Knowledge-Based Systems ( IF 7.2 ) Pub Date : 2020-05-29 , DOI: 10.1016/j.knosys.2020.106073 Xue-Mei Dong , Yin-He Gu , Jian Shi , Kun Xiang
The effective embedding estimation of distribution and the construction of regression model with strong representation ability are two key problems of distribution regression.

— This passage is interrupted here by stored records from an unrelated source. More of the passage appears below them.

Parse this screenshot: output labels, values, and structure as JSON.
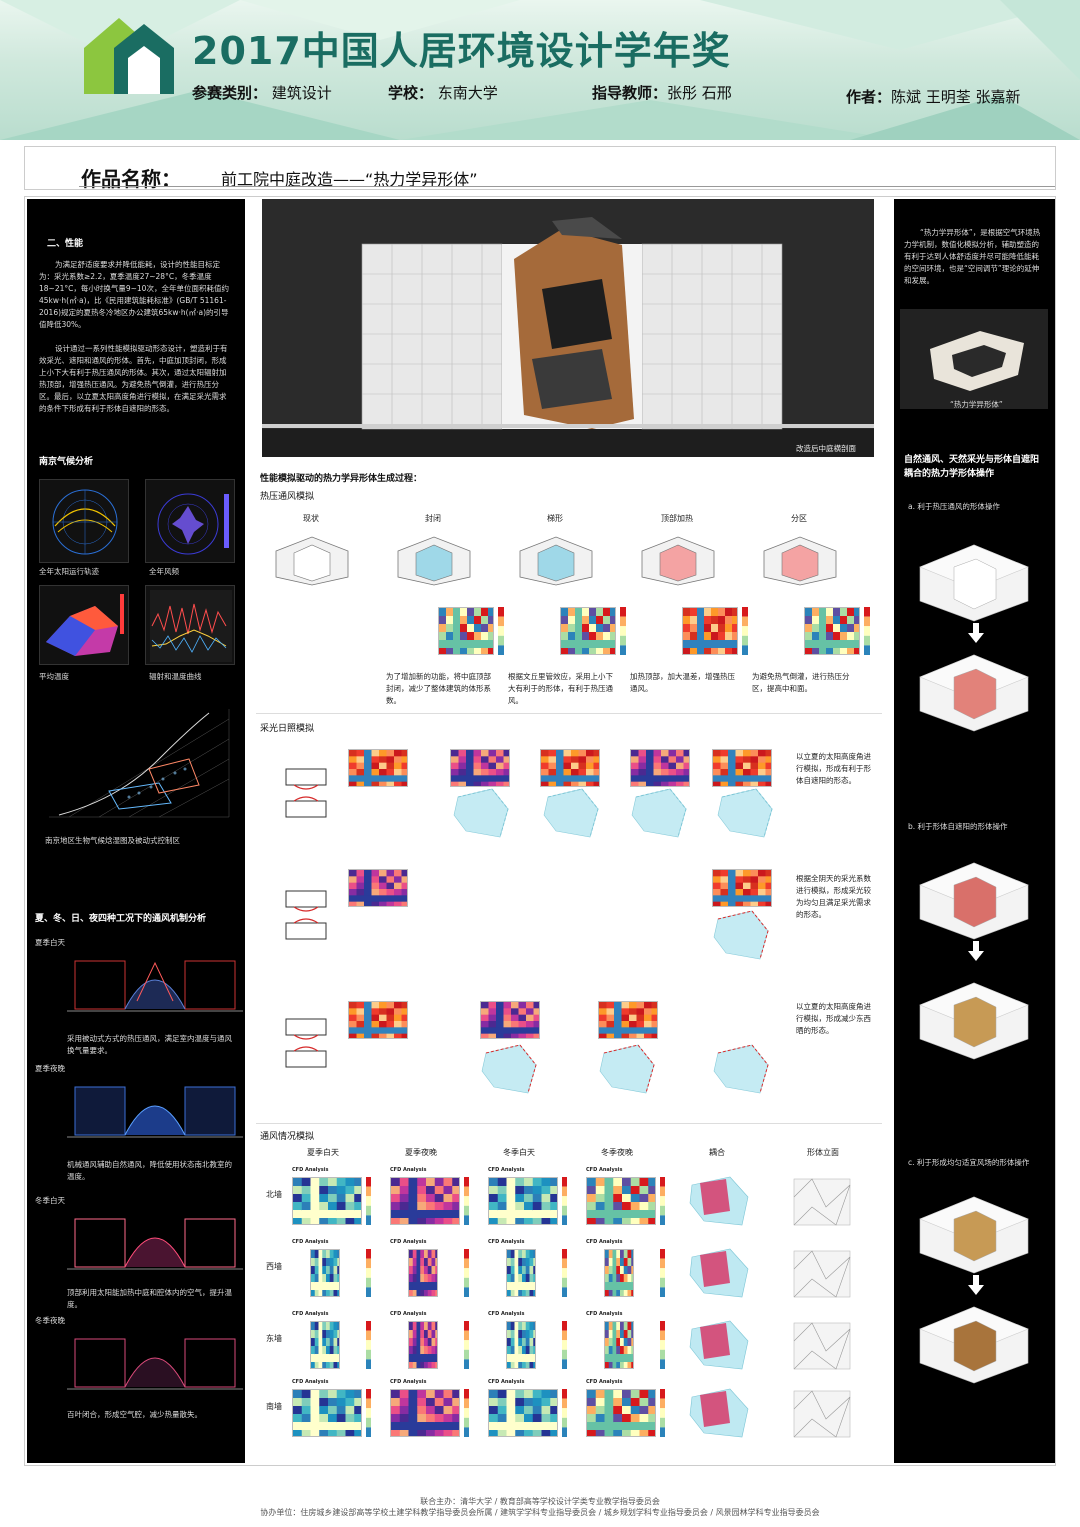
{
  "header": {
    "title": "2017中国人居环境设计学年奖",
    "category_label": "参赛类别：",
    "category_value": "建筑设计",
    "school_label": "学校：",
    "school_value": "东南大学",
    "advisor_label": "指导教师：",
    "advisor_value": "张彤 石邢",
    "author_label": "作者：",
    "author_value": "陈斌 王明荃 张嘉新",
    "work_label": "作品名称：",
    "work_value": "前工院中庭改造——“热力学异形体”"
  },
  "left": {
    "sec1_title": "二、性能",
    "sec1_p1": "为满足舒适度要求并降低能耗，设计的性能目标定为：采光系数≥2.2，夏季温度27~28°C，冬季温度18~21°C，每小时换气量9~10次，全年单位面积耗值约45kw·h(㎡·a)，比《民用建筑能耗标准》(GB/T 51161-2016)规定的夏热冬冷地区办公建筑65kw·h(㎡·a)的引导值降低30%。",
    "sec1_p2": "设计通过一系列性能模拟驱动形态设计，塑造利于有效采光、遮阳和通风的形体。首先，中庭加顶封闭，形成上小下大有利于热压通风的形体。其次，通过太阳辐射加热顶部，增强热压通风。为避免热气倒灌，进行热压分区。最后，以立夏太阳高度角进行模拟，在满足采光需求的条件下形成有利于形体自遮阳的形态。",
    "sec2_title": "南京气候分析",
    "cap_sunpath": "全年太阳运行轨迹",
    "cap_wind": "全年风频",
    "cap_temp": "平均温度",
    "cap_rad": "辐射和温度曲线",
    "cap_bioclimate": "南京地区生物气候焓湿图及被动式控制区",
    "sec3_title": "夏、冬、日、夜四种工况下的通风机制分析",
    "c1_title": "夏季白天",
    "c1_text": "采用被动式方式的热压通风，满足室内温度与通风换气量要求。",
    "c2_title": "夏季夜晚",
    "c2_text": "机械通风辅助自然通风，降低使用状态南北教室的温度。",
    "c3_title": "冬季白天",
    "c3_text": "顶部利用太阳能加热中庭和腔体内的空气，提升温度。",
    "c4_title": "冬季夜晚",
    "c4_text": "百叶闭合，形成空气腔，减少热量散失。"
  },
  "center": {
    "hero_caption": "改造后中庭横剖面",
    "process_title": "性能模拟驱动的热力学异形体生成过程：",
    "thermal_title": "热压通风模拟",
    "stages": [
      "现状",
      "封闭",
      "梯形",
      "顶部加热",
      "分区"
    ],
    "stage_notes": [
      "为了增加新的功能，将中庭顶部封闭，减少了整体建筑的体形系数。",
      "根据文丘里管效应，采用上小下大有利于的形体，有利于热压通风。",
      "加热顶部，加大温差，增强热压通风。",
      "为避免热气倒灌，进行热压分区，提高中和面。"
    ],
    "daylight_title": "采光日照模拟",
    "daylight_notes": [
      "以立夏的太阳高度角进行模拟，形成有利于形体自遮阳的形态。",
      "根据全阴天的采光系数进行模拟，形成采光较为均匀且满足采光需求的形态。",
      "以立夏的太阳高度角进行模拟，形成减少东西晒的形态。"
    ],
    "vent_title": "通风情况模拟",
    "vent_cols": [
      "夏季白天",
      "夏季夜晚",
      "冬季白天",
      "冬季夜晚",
      "耦合",
      "形体立面"
    ],
    "vent_rows": [
      "北墙",
      "西墙",
      "东墙",
      "南墙"
    ],
    "cfd_label": "CFD Analysis"
  },
  "right": {
    "intro": "“热力学异形体”，是根据空气环境热力学机制，数值化模拟分析，辅助塑造的有利于达到人体舒适度并尽可能降低能耗的空间环境，也是“空间调节”理论的延伸和发展。",
    "model_caption": "“热力学异形体”",
    "sec_title": "自然通风、天然采光与形体自遮阳耦合的热力学形体操作",
    "op_a": "a. 利于热压通风的形体操作",
    "op_b": "b. 利于形体自遮阳的形体操作",
    "op_c": "c. 利于形成均匀适宜风场的形体操作"
  },
  "footer": {
    "line1": "联合主办：清华大学 / 教育部高等学校设计学类专业教学指导委员会",
    "line2": "协办单位：住房城乡建设部高等学校土建学科教学指导委员会所属 / 建筑学学科专业指导委员会 / 城乡规划学科专业指导委员会 / 风景园林学科专业指导委员会"
  },
  "colors": {
    "brand_green": "#1a6d62",
    "accent_lime": "#8cc63f"
  }
}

This paper proposes a random multi-scale kernel-based Bayesian distribution regression (RMK-BDR) learning framework. Vector-valued kernel mean embedding (KME) estimators with a same dimension which is chosen adaptively to the data are introduced in the first stage of distribution regression learning. Then, a linear combination of multi-scale Gaussian kernels with different scale parameters randomly sampled from a predefined distribution is used as the regression model. Sparsity priors are added on those linear combination weights. Under the Bayesian inference theory, a prediction distribution of the response variable is obtained. A series of experiment results verify the effectiveness of the proposed algorithm.
中文翻译:
基于随机多尺度核的贝叶斯分布回归学习
有效的分布嵌入估计和具有较强表示能力的回归模型的构建是分布回归的两个关键问题。本文提出了一种基于核的随机多尺度贝叶斯分布回归(RMK-BDR)学习框架。在分布回归学习的第一阶段中,引入了针对数据自适应选择的具有相同维的向量值核均值嵌入(KME)估计器。然后,将多尺度高斯核与从预定义分布中随机采样的不同尺度参数的线性组合用作回归模型。在这些线性组合权重上添加稀疏先验。在贝叶斯推理理论下,获得了响应变量的预测分布。